Through this project we have found data quality and communication is critical to the success of data science projects tackling urban infrastructure problems. Other cities that are interested in deploying a similar model may not have the same types of data that were used in the project, but it is likely they still have data that can be operationalized. It is also important to properly communicate the output and benefits of the model to stakeholders around the city. Simply asking front-line staff to trust a data model will not convince a department to change its ways, but showing how the model can benefit the department, help make jobs easier, and ultimately save money will lead to success. Our approach enables Syracuse and similar cities to identify city blocks that are most likely to have main breaks and replace water mains proactively, decreasing the number of main breaks in the long-term. If this approach were implemented over an extended period of time, a city can proactively use its limited resources to gradually modernize a city’s infrastructure rather than reactively repairing water main breaks that have added costs to residents and businesses and are, in general, disruptive to everyday life. We hope this model will serve as a proof-of-concept for evaluating risk in all infrastructure systems in the city.

7. Conclusions

The present work uses a machine learning approach to develop a risk model for predicting which city blocks are most likely to have a water main break within the next three years. Our model significantly outperforms a random baseline and expert heuristics. The model outputs risk scores, allowing the city to proactively maintain the city’s water infrastructure rather than resorting to purely reactive maintenance. The risk scores of the model enables the city to better allocate resources, facilitate long-term planning, and increase cooperation between different departments such as the water department and department of public works.

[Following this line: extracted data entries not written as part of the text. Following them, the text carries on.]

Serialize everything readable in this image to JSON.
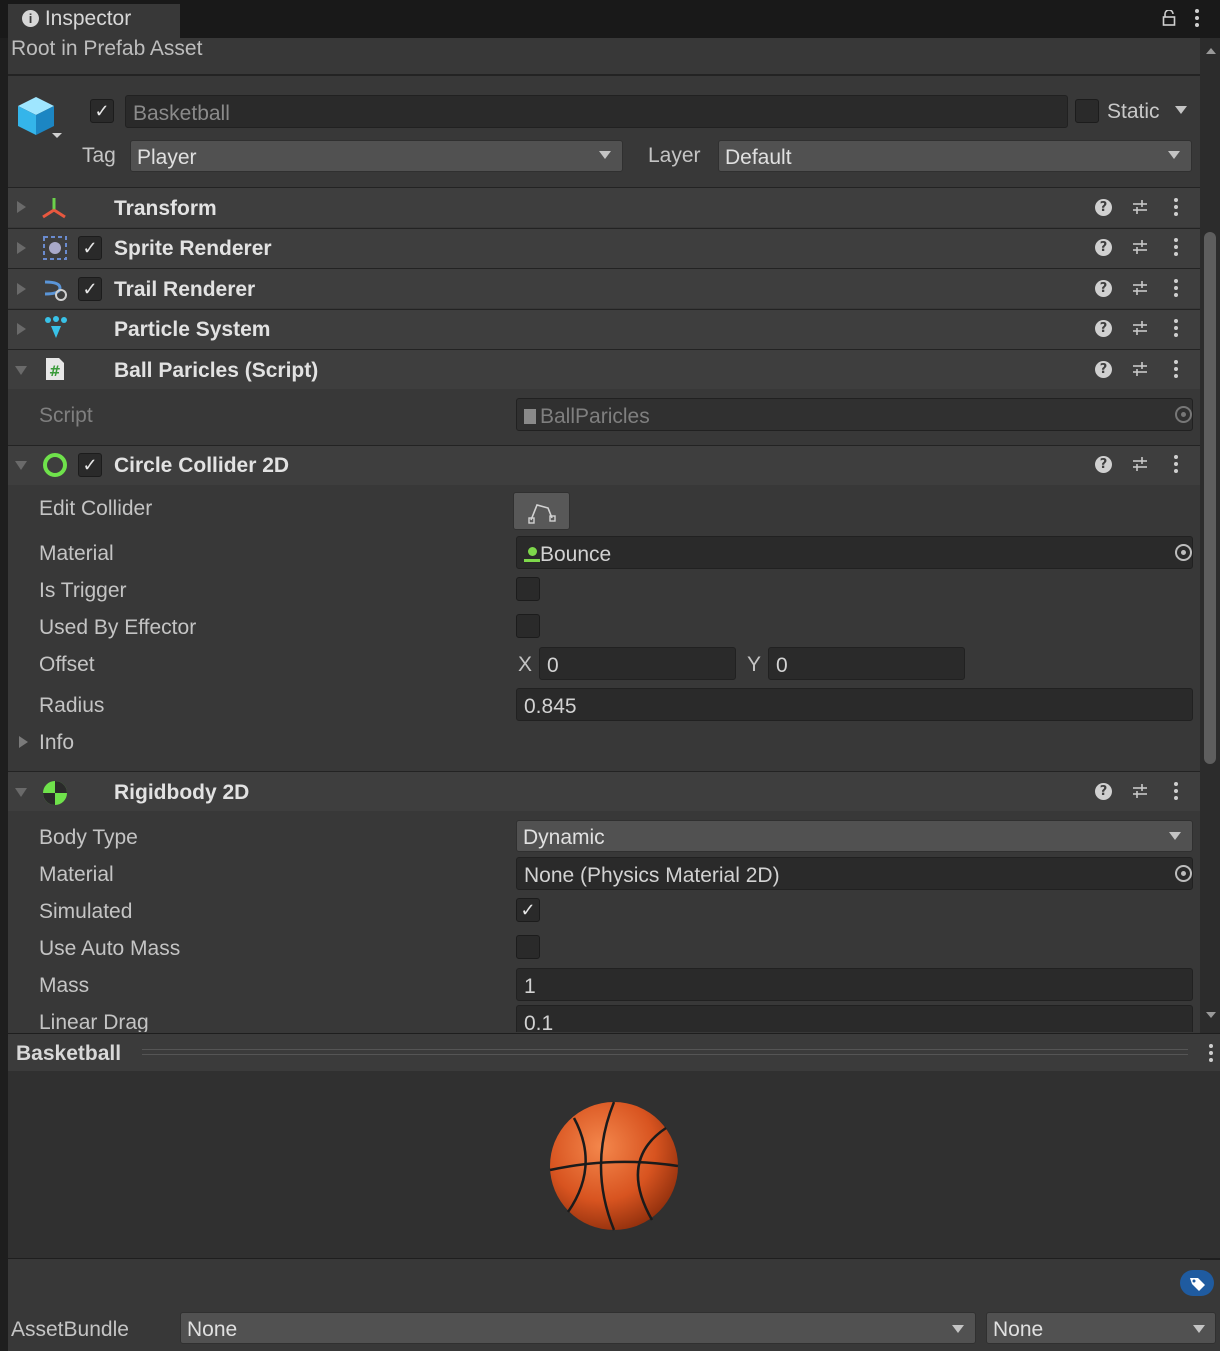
{
  "tab": {
    "title": "Inspector"
  },
  "header": {
    "subtitle": "Root in Prefab Asset",
    "object_name": "Basketball",
    "static_label": "Static",
    "tag_label": "Tag",
    "tag_value": "Player",
    "layer_label": "Layer",
    "layer_value": "Default"
  },
  "components": {
    "transform": "Transform",
    "sprite_renderer": "Sprite Renderer",
    "trail_renderer": "Trail Renderer",
    "particle_system": "Particle System",
    "ball_script": "Ball Paricles (Script)",
    "circle_collider": "Circle Collider 2D",
    "rigidbody": "Rigidbody 2D"
  },
  "script_section": {
    "label": "Script",
    "value": "BallParicles"
  },
  "collider": {
    "edit_label": "Edit Collider",
    "material_label": "Material",
    "material_value": "Bounce",
    "trigger_label": "Is Trigger",
    "effector_label": "Used By Effector",
    "offset_label": "Offset",
    "offset_x_label": "X",
    "offset_x": "0",
    "offset_y_label": "Y",
    "offset_y": "0",
    "radius_label": "Radius",
    "radius": "0.845",
    "info_label": "Info"
  },
  "rigidbody": {
    "body_type_label": "Body Type",
    "body_type": "Dynamic",
    "material_label": "Material",
    "material_value": "None (Physics Material 2D)",
    "simulated_label": "Simulated",
    "auto_mass_label": "Use Auto Mass",
    "mass_label": "Mass",
    "mass": "1",
    "linear_drag_label": "Linear Drag",
    "linear_drag": "0.1"
  },
  "preview": {
    "title": "Basketball"
  },
  "assetbundle": {
    "label": "AssetBundle",
    "name": "None",
    "variant": "None"
  },
  "icons": [
    "info-icon",
    "lock-icon",
    "kebab-icon",
    "cube-icon",
    "help-icon",
    "presets-icon",
    "target-icon",
    "tag-icon"
  ]
}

The model also provides insight into which factors are important in predicting whether a city block will have a water main failure. We find that largely intuitive features such as the number of past main breaks, pipe age, and pipe diameter, pipe material are important in predicting a main break. However, other common scapegoats such as road quality and road paving seem not to be predictive. It also worth noting that the number of main breaks previously on a block in not perfectly predictive of future main breaks, nor is the age of a water main.

At a higher level we would like to deploy this model to other cities. The model has been released as an open-source package for other cities to use and extend ( Our model is deployed. We are currently monitoring the number and location of main breaks to validate our three-year predictions in our field trial. The risk scores for each city block are used in an asset management system by the water department. The risk scores and road ratings have also been used to inform the city’s five-year plan for upgrading the city’s road and water main infrastructure. Ultimately, we hope our work at the intersection of data science and city planning will lead to more proactive infrastructure maintenance.

8. Acknowledgements

We acknowledge funding from the Schmidt Family Foundation through the Data Science for Social Good Fellowship at the University of Chicago. We also thank David Robusto for digitizing the original field notebooks, as well as the Syracuse Water Department and Department of Public Works for sharing data, expertise, time, and feedback.